Gunnar Hökmark MEP: Polly Toynbee should take a closer look at Sweden
Apparently reporting from Stockholm, The Guardian's Polly Toynbee has given her British readers an interesting portrayal of Swedish politics. Her objective, to associate the Conservatives with allegedly failed policies of a centre-right government. However, Ms Toynbee provides her readers with nothing but inaccuracies and misconceptions.
She claims Swedish GPs are "free to charge for the first time", which has caused them to move out of poor areas to richer places where they can earn more. The truth is a reform has been introduced in Stockholm, where tax money now follows the patients. Patients can choose which GPs they want to see and GPs are paid by the Stockholm County Council per patient they treat. GPs have not moved from poorer areas, on the contrary services have improved and the number of visits to GPs in some of the poorest areas of Stockholm have gone up by 30 percent.
Curiously Ms Toynbee asserts that "state-owned liquor stores are about to be sold off" in Sweden. One might wish this was the case, but in fact a review commissioned by the Government has proposed the sale of a limited number of pharmacies, not liquor stores, a move long awaited by pharmaceutical staff now employed by a state monopoly. This monopoly is unique in Europe and has left Sweden with fewer pharmacies per capita than most other countries.
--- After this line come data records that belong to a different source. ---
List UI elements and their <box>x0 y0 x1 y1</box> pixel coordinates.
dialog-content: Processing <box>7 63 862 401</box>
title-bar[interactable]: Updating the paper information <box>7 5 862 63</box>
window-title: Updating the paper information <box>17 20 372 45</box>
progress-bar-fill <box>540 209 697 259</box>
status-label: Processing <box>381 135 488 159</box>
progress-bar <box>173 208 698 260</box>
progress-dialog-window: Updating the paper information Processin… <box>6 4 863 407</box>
Polly Toynbee's main attack on Swedish centre-right politics is focused on a system with so-called free schools, by many viewed as a role model, but by her claimed to be a failure. According to Ms Toynbee the Swedish Government has given up on the "free schools" and has now directed its energy to improving ordinary state schools. This makes one wonder whether she has ever set foot in Sweden.
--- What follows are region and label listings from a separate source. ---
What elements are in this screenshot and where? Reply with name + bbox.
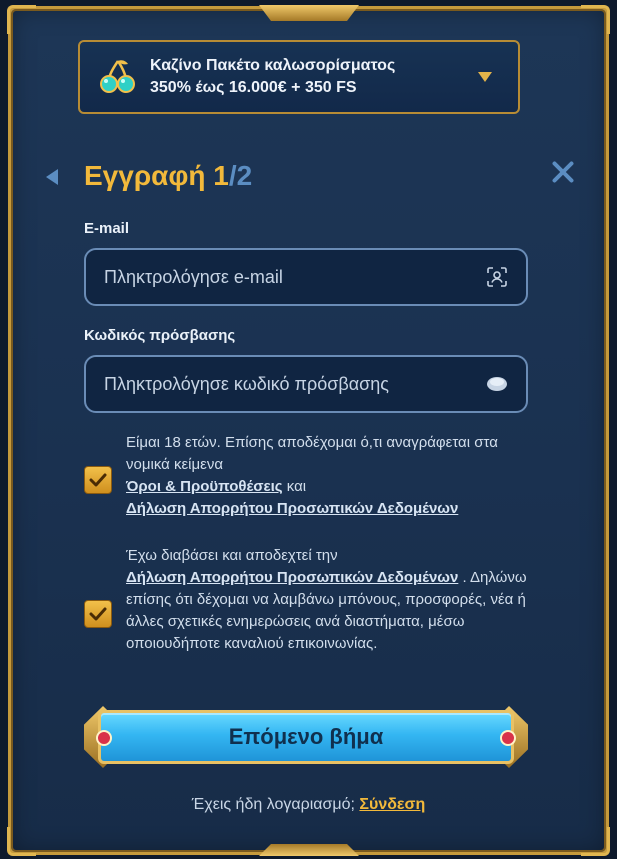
- age-terms-statement: Είμαι 18 ετών. Επίσης αποδέχομαι ό,τι αν…: [126, 434, 498, 473]
- login-question: Έχεις ήδη λογαριασμό;: [191, 796, 360, 813]
- bonus-offer: 350% έως 16.000€ + 350 FS: [150, 79, 357, 96]
- page-title: Εγγραφή 1/2: [84, 160, 252, 192]
- password-label: Κωδικός πρόσβασης: [84, 327, 236, 344]
- frame-corner-ornament: [581, 5, 610, 34]
- frame-corner-ornament: [581, 827, 610, 856]
- title-text: Εγγραφή: [84, 160, 206, 191]
- eye-icon[interactable]: [484, 371, 510, 397]
- checkmark-icon: [89, 607, 107, 621]
- frame-corner-ornament: [7, 5, 36, 34]
- frame-corner-ornament: [7, 827, 36, 856]
- terms-link[interactable]: Όροι & Προϋποθέσεις: [126, 478, 283, 495]
- privacy-link[interactable]: Δήλωση Απορρήτου Προσωπικών Δεδομένων: [126, 569, 458, 586]
- bottom-frame-ornament: [259, 844, 359, 856]
- bonus-text: Καζίνο Πακέτο καλωσορίσματος 350% έως 16…: [150, 55, 478, 99]
- top-frame-ornament: [259, 5, 359, 21]
- next-step-button-face: Επόμενο βήμα: [98, 710, 514, 764]
- next-step-label: Επόμενο βήμα: [228, 724, 384, 749]
- login-link[interactable]: Σύνδεση: [359, 796, 425, 813]
- age-terms-checkbox[interactable]: [84, 466, 112, 494]
- password-field[interactable]: [86, 372, 484, 396]
- bonus-title: Καζίνο Πακέτο καλωσορίσματος: [150, 57, 396, 74]
- marketing-consent-text: Έχω διαβάσει και αποδεχτεί την Δήλωση Απ…: [126, 545, 536, 655]
- email-field[interactable]: [86, 265, 484, 289]
- chevron-down-icon: [478, 72, 492, 82]
- step-total: /2: [228, 160, 253, 191]
- next-step-button[interactable]: Επόμενο βήμα: [84, 706, 528, 768]
- privacy-link[interactable]: Δήλωση Απορρήτου Προσωπικών Δεδομένων: [126, 500, 458, 517]
- marketing-consent-checkbox[interactable]: [84, 600, 112, 628]
- email-label: E-mail: [84, 220, 130, 237]
- marketing-consent-intro: Έχω διαβάσει και αποδεχτεί την: [126, 547, 338, 564]
- user-scan-icon: [484, 264, 510, 290]
- step-current: 1: [213, 160, 229, 191]
- cherries-icon: [98, 57, 138, 97]
- button-gem: [500, 730, 516, 746]
- email-field-container: [84, 248, 528, 306]
- password-field-container: [84, 355, 528, 413]
- button-gem: [96, 730, 112, 746]
- checkmark-icon: [89, 473, 107, 487]
- and-text: και: [282, 478, 307, 495]
- login-prompt: Έχεις ήδη λογαριασμό; Σύνδεση: [0, 796, 617, 814]
- bonus-package-dropdown[interactable]: Καζίνο Πακέτο καλωσορίσματος 350% έως 16…: [78, 40, 520, 114]
- back-arrow-icon[interactable]: [46, 169, 58, 185]
- age-terms-text: Είμαι 18 ετών. Επίσης αποδέχομαι ό,τι αν…: [126, 432, 536, 520]
- close-icon[interactable]: [549, 158, 577, 186]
It is true the Swedish Government is improving ordinary state schools and education in general, due to years of Social Democratic neglect, but not even Swedish Social Democrats would describe the "free schools" as a failure. The "free school" reform, introduced by a centre-right government in the early 90's, is a success story, and this is why the Social Democrats did not dare to abolish the reform during twelve consecutive years in power.
The "free school" reform provides parents and children in Sweden with a choice of school suitable for their specific needs. Tax money set aside for education is divided per child and can be used for any school following the national curriculum and approved by the authorities, whether it is a state school or a "free school", i.e. a private school. Out of approximately 6,000 schools in Sweden, about 900 are now "free schools". The "free schools" have become an excellent option for parents not satisfied with the education provided by state schools and their numbers are likely to rise. All research that has been done has demonstrated that where there are “free schools” the municipal schools perform better and give better education.
If Polly Toynbee bothered to take a closer look at Sweden, she would find a country where taxes have been cut and numerous reforms have been introduced since the change of government in late 2006. She would find a country where growth is stronger than in most Western European countries, where unemployment is down, and where the Government, unlike in the UK, can show a record budget surplus in its finances.